Un an après avoir cherché à nous motiver, Young Jeezy cherche cette fois à nous inspirer, à l'occasion de son second album officiel. La nuance peut paraître subtile, et de fait, ce nouveau projet chez Def Jam ressemble beaucoup au précédent. Puisqu'il s'agit d'un blockbuster venu confirmer le succès de l'année précédente, quelques grands noms viennent se joindre à la nouvelle figure d'Atlanta, comme Timbaland, Cool & Dre et, côté R&B, R. Kelly et Keyshia Cole. Mais pour l'essentiel, c'est toujours la même équipe à la production, Shawty Redd en premier lieu, mais aussi Midnight Black, J.U.S.T.I.C.E. League, Don Cannon, Mr. Collipark, Drumma Boy... C'est aussi toujours la même musique, celle d'un vieux prédicateur sudiste qui, plutôt que prêcher la bonne parole, se serait mis en tête de libérer les hommes par le trafic de drogue.

YOUNG JEEZY - Thug Motivation 102: The Inspiration

Il n'y a qu'à écouter le refrain de la première piste de The Inspiration, "Hypnotize", pour le réaliser. Se présentant comme un professeur d'un type très particulier, s'exprimant sur les synthétiseurs vibrionnant de circonstance, il y clame : "now I command you niggas to get money". "Maintenant les négros, je vous ordonne de faire de l'argent". Il y dit aussi "Jeezy said", comme d'autres auraient dit "Jesus said", jouant sur la proximité sonore entre son nom et celui du Christ, avant de chanter gaillardement sa propre gloire. Et tout cela est décliné au travers d'une succession incessante de punchlines, comme quand, sur "Streets on Lock", il accuse son grand rival Gucci Mane d'être gay parce qu'il a pris pour nom la marque d'un sac à main…

De sa voix éraillée, avec ses interjections habituelles, Jeezy nous vante toujours une vie organisée en deux moments : le deal le jour, le club la nuit ("Go Getta"). Quant aux synthés de Shawty Redd et des autres, ils sont toujours les mêmes, scintillants, flamboyants, rutilants, avec un systématisme qui vire à la formule. Et quand ils ne suffisent pas, Drumma Boy y ajoute une guitare rock toute baveuse ("I'm the Realest"), DJ Toomp en fait autant ("I Got Money") et Mr. Collipark joue d'une trompette pimpante ("What You Talkin’ Bout"), histoire d'accentuer le propos. C'est soutenu, avec parfois une tournure frénétique et hypnotique qui annonce l'époque à venir de Waka Flocka Flame, comme avec l'égo-trip virevoltant de “J.E.E.Z.Y.”.

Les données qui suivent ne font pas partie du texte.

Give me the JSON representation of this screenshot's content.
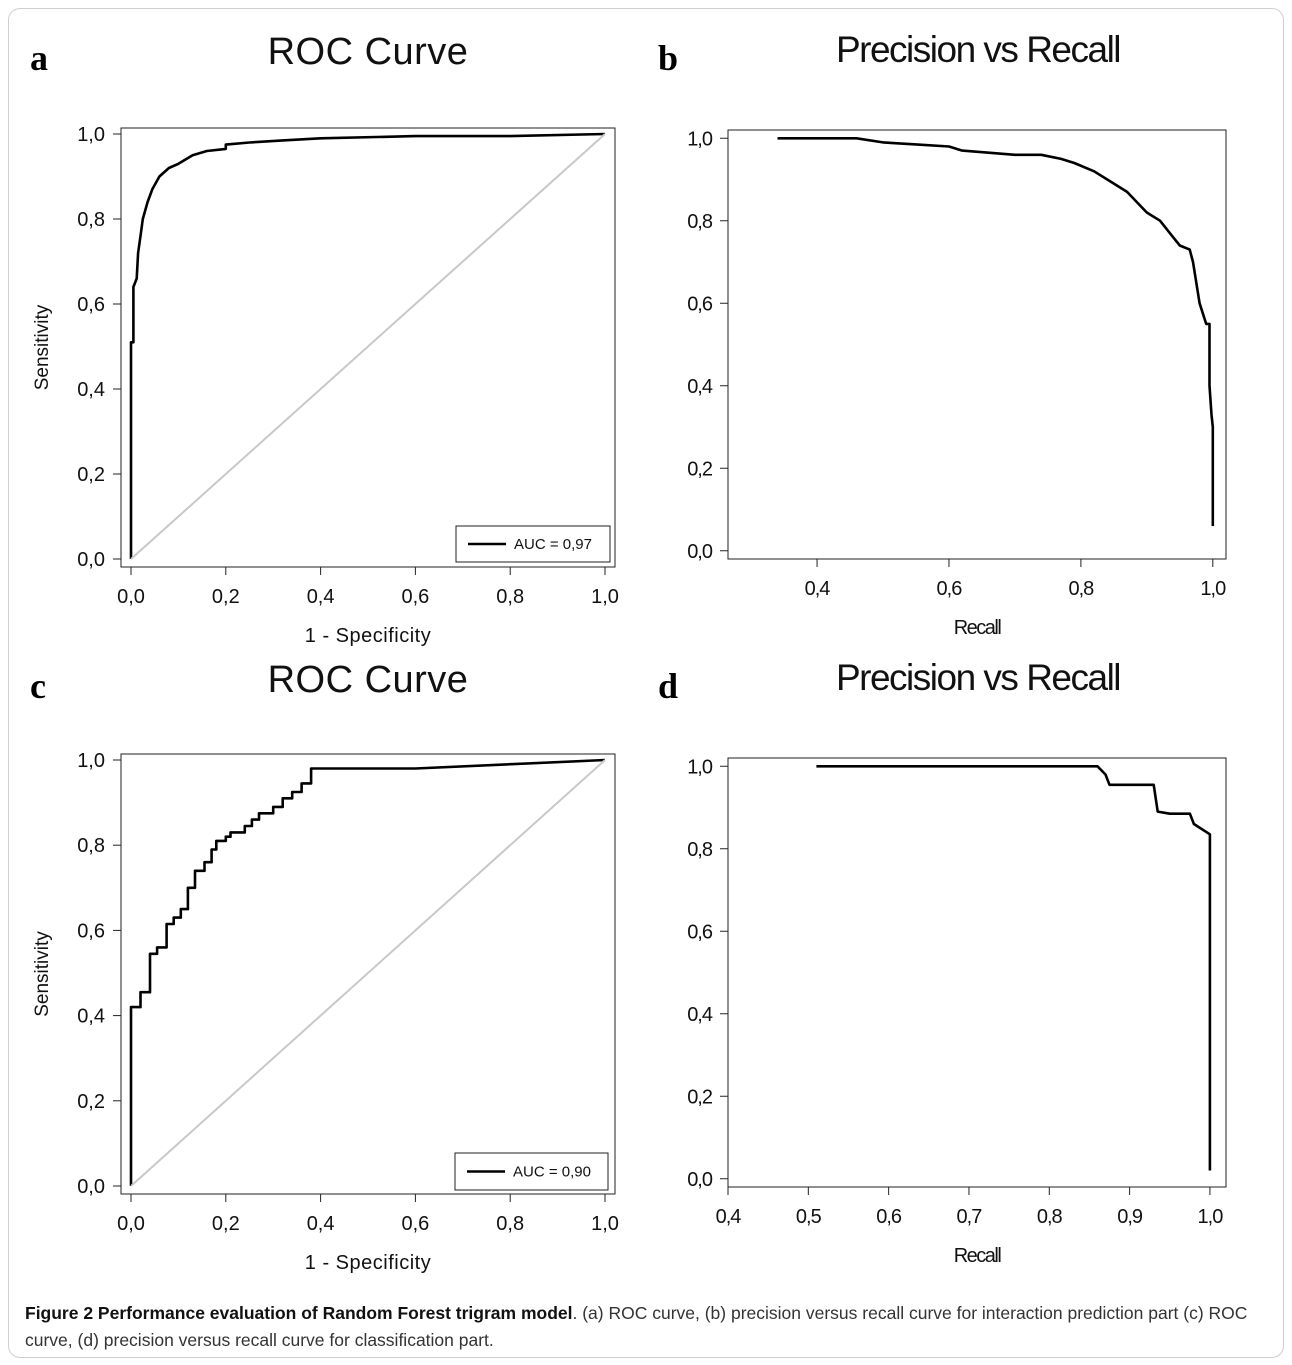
{
  "panels": [
    {
      "letter": "a",
      "chart_data": {
        "type": "line",
        "title": "ROC Curve",
        "xlabel": "1 - Specificity",
        "ylabel": "Sensitivity",
        "xlim": [
          0,
          1
        ],
        "ylim": [
          0,
          1
        ],
        "xticks": [
          "0,0",
          "0,2",
          "0,4",
          "0,6",
          "0,8",
          "1,0"
        ],
        "yticks": [
          "0,0",
          "0,2",
          "0,4",
          "0,6",
          "0,8",
          "1,0"
        ],
        "grid": false,
        "legend": {
          "position": "bottom-right",
          "entries": [
            "AUC = 0,97"
          ]
        },
        "series": [
          {
            "name": "AUC = 0,97",
            "color": "#000000",
            "points": [
              [
                0,
                0
              ],
              [
                0,
                0.51
              ],
              [
                0.005,
                0.51
              ],
              [
                0.005,
                0.64
              ],
              [
                0.012,
                0.66
              ],
              [
                0.015,
                0.72
              ],
              [
                0.02,
                0.76
              ],
              [
                0.025,
                0.8
              ],
              [
                0.035,
                0.84
              ],
              [
                0.045,
                0.87
              ],
              [
                0.06,
                0.9
              ],
              [
                0.08,
                0.92
              ],
              [
                0.1,
                0.93
              ],
              [
                0.13,
                0.95
              ],
              [
                0.16,
                0.96
              ],
              [
                0.2,
                0.965
              ],
              [
                0.2,
                0.975
              ],
              [
                0.25,
                0.98
              ],
              [
                0.32,
                0.985
              ],
              [
                0.4,
                0.99
              ],
              [
                0.6,
                0.995
              ],
              [
                0.8,
                0.995
              ],
              [
                1,
                1
              ]
            ]
          },
          {
            "name": "",
            "color": "#c8c8c8",
            "points": [
              [
                0,
                0
              ],
              [
                1,
                1
              ]
            ]
          }
        ]
      }
    },
    {
      "letter": "b",
      "chart_data": {
        "type": "line",
        "title": "Precision vs Recall",
        "xlabel": "Recall",
        "ylabel": "",
        "xlim": [
          0.265,
          1.02
        ],
        "ylim": [
          -0.02,
          1.02
        ],
        "xticks": [
          "0,4",
          "0,6",
          "0,8",
          "1,0"
        ],
        "xtickvals": [
          0.4,
          0.6,
          0.8,
          1.0
        ],
        "yticks": [
          "0,0",
          "0,2",
          "0,4",
          "0,6",
          "0,8",
          "1,0"
        ],
        "grid": false,
        "series": [
          {
            "name": "",
            "color": "#000000",
            "points": [
              [
                0.34,
                1.0
              ],
              [
                0.46,
                1.0
              ],
              [
                0.5,
                0.99
              ],
              [
                0.55,
                0.985
              ],
              [
                0.6,
                0.98
              ],
              [
                0.62,
                0.97
              ],
              [
                0.66,
                0.965
              ],
              [
                0.7,
                0.96
              ],
              [
                0.74,
                0.96
              ],
              [
                0.77,
                0.95
              ],
              [
                0.79,
                0.94
              ],
              [
                0.82,
                0.92
              ],
              [
                0.85,
                0.89
              ],
              [
                0.87,
                0.87
              ],
              [
                0.9,
                0.82
              ],
              [
                0.92,
                0.8
              ],
              [
                0.94,
                0.76
              ],
              [
                0.95,
                0.74
              ],
              [
                0.965,
                0.73
              ],
              [
                0.97,
                0.7
              ],
              [
                0.98,
                0.6
              ],
              [
                0.99,
                0.55
              ],
              [
                0.995,
                0.55
              ],
              [
                0.995,
                0.4
              ],
              [
                0.998,
                0.33
              ],
              [
                1.0,
                0.3
              ],
              [
                1.0,
                0.06
              ]
            ]
          }
        ]
      }
    },
    {
      "letter": "c",
      "chart_data": {
        "type": "line",
        "title": "ROC Curve",
        "xlabel": "1 - Specificity",
        "ylabel": "Sensitivity",
        "xlim": [
          0,
          1
        ],
        "ylim": [
          0,
          1
        ],
        "xticks": [
          "0,0",
          "0,2",
          "0,4",
          "0,6",
          "0,8",
          "1,0"
        ],
        "yticks": [
          "0,0",
          "0,2",
          "0,4",
          "0,6",
          "0,8",
          "1,0"
        ],
        "grid": false,
        "legend": {
          "position": "bottom-right",
          "entries": [
            "AUC = 0,90"
          ]
        },
        "series": [
          {
            "name": "AUC = 0,90",
            "color": "#000000",
            "points": [
              [
                0,
                0
              ],
              [
                0,
                0.42
              ],
              [
                0.02,
                0.42
              ],
              [
                0.02,
                0.455
              ],
              [
                0.04,
                0.455
              ],
              [
                0.04,
                0.545
              ],
              [
                0.055,
                0.545
              ],
              [
                0.055,
                0.56
              ],
              [
                0.075,
                0.56
              ],
              [
                0.075,
                0.615
              ],
              [
                0.09,
                0.615
              ],
              [
                0.09,
                0.63
              ],
              [
                0.105,
                0.63
              ],
              [
                0.105,
                0.65
              ],
              [
                0.12,
                0.65
              ],
              [
                0.12,
                0.7
              ],
              [
                0.135,
                0.7
              ],
              [
                0.135,
                0.74
              ],
              [
                0.155,
                0.74
              ],
              [
                0.155,
                0.76
              ],
              [
                0.17,
                0.76
              ],
              [
                0.17,
                0.79
              ],
              [
                0.18,
                0.79
              ],
              [
                0.18,
                0.81
              ],
              [
                0.2,
                0.81
              ],
              [
                0.2,
                0.82
              ],
              [
                0.21,
                0.82
              ],
              [
                0.21,
                0.83
              ],
              [
                0.24,
                0.83
              ],
              [
                0.24,
                0.845
              ],
              [
                0.255,
                0.845
              ],
              [
                0.255,
                0.86
              ],
              [
                0.27,
                0.86
              ],
              [
                0.27,
                0.875
              ],
              [
                0.3,
                0.875
              ],
              [
                0.3,
                0.89
              ],
              [
                0.32,
                0.89
              ],
              [
                0.32,
                0.91
              ],
              [
                0.34,
                0.91
              ],
              [
                0.34,
                0.925
              ],
              [
                0.36,
                0.925
              ],
              [
                0.36,
                0.945
              ],
              [
                0.38,
                0.945
              ],
              [
                0.38,
                0.98
              ],
              [
                0.6,
                0.98
              ],
              [
                1,
                1
              ]
            ]
          },
          {
            "name": "",
            "color": "#c8c8c8",
            "points": [
              [
                0,
                0
              ],
              [
                1,
                1
              ]
            ]
          }
        ]
      }
    },
    {
      "letter": "d",
      "chart_data": {
        "type": "line",
        "title": "Precision vs Recall",
        "xlabel": "Recall",
        "ylabel": "",
        "xlim": [
          0.4,
          1.02
        ],
        "ylim": [
          -0.02,
          1.02
        ],
        "xticks": [
          "0,4",
          "0,5",
          "0,6",
          "0,7",
          "0,8",
          "0,9",
          "1,0"
        ],
        "xtickvals": [
          0.4,
          0.5,
          0.6,
          0.7,
          0.8,
          0.9,
          1.0
        ],
        "yticks": [
          "0,0",
          "0,2",
          "0,4",
          "0,6",
          "0,8",
          "1,0"
        ],
        "grid": false,
        "series": [
          {
            "name": "",
            "color": "#000000",
            "points": [
              [
                0.51,
                1.0
              ],
              [
                0.84,
                1.0
              ],
              [
                0.86,
                1.0
              ],
              [
                0.87,
                0.98
              ],
              [
                0.875,
                0.955
              ],
              [
                0.9,
                0.955
              ],
              [
                0.93,
                0.955
              ],
              [
                0.935,
                0.89
              ],
              [
                0.95,
                0.885
              ],
              [
                0.975,
                0.885
              ],
              [
                0.98,
                0.86
              ],
              [
                1.0,
                0.835
              ],
              [
                1.0,
                0.02
              ]
            ]
          }
        ]
      }
    }
  ],
  "caption": {
    "bold": "Figure 2 Performance evaluation of Random Forest trigram model",
    "rest": ". (a) ROC curve, (b) precision versus recall curve for interaction prediction part (c) ROC curve, (d) precision versus recall curve for classification part."
  }
}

Et pourtant, tout cet éclat, tous ces morceaux qui brillent comme des lingots d'or massif, tous ces titres qui scintillent à la manière de montres hors de prix, sont ternis parfois par des moments plus glauques et pessimistes. On entrevoit la face noire du trafic de crack sur le cruel "Dreamnin'", où Young Jeezy met en regard sa profession de dealer et l'addiction de sa mère. Et la mort violente est au coin de la rue d'après "Bury me a G", un titre où il est question de mourir avec autant de classe qu'on a vécu. Même l'enthousiaste "I Luv It" comporte une ligne sur le mauvais sort, morts ou en prison, réservé aux hommes noirs à travers le monde.

The Inspiration n'en est pas moins, en majeure partie, un calque de l'album précédent. Il en est une version dégradée. Il recèle des morceaux entrainants comme les singles "I Luv It" et "Go Getta", des hymnes hauts en couleur comme "I Got Money", avec T.I., et d'autres très grands moments comme ce "Bury me a G" magnifié par un sample de Millie Jackson. Tous ces épisodes, ainsi que quelques autres, suffisent à en faire un très bon album, et à justifier qu'il ait été numéro 1 des ventes la semaine de sa sortie. Même si son prédécesseur, lui, à deux doigts de la perfection malgré ses quelques longueurs, n'a quasiment que des titres de cet acabit.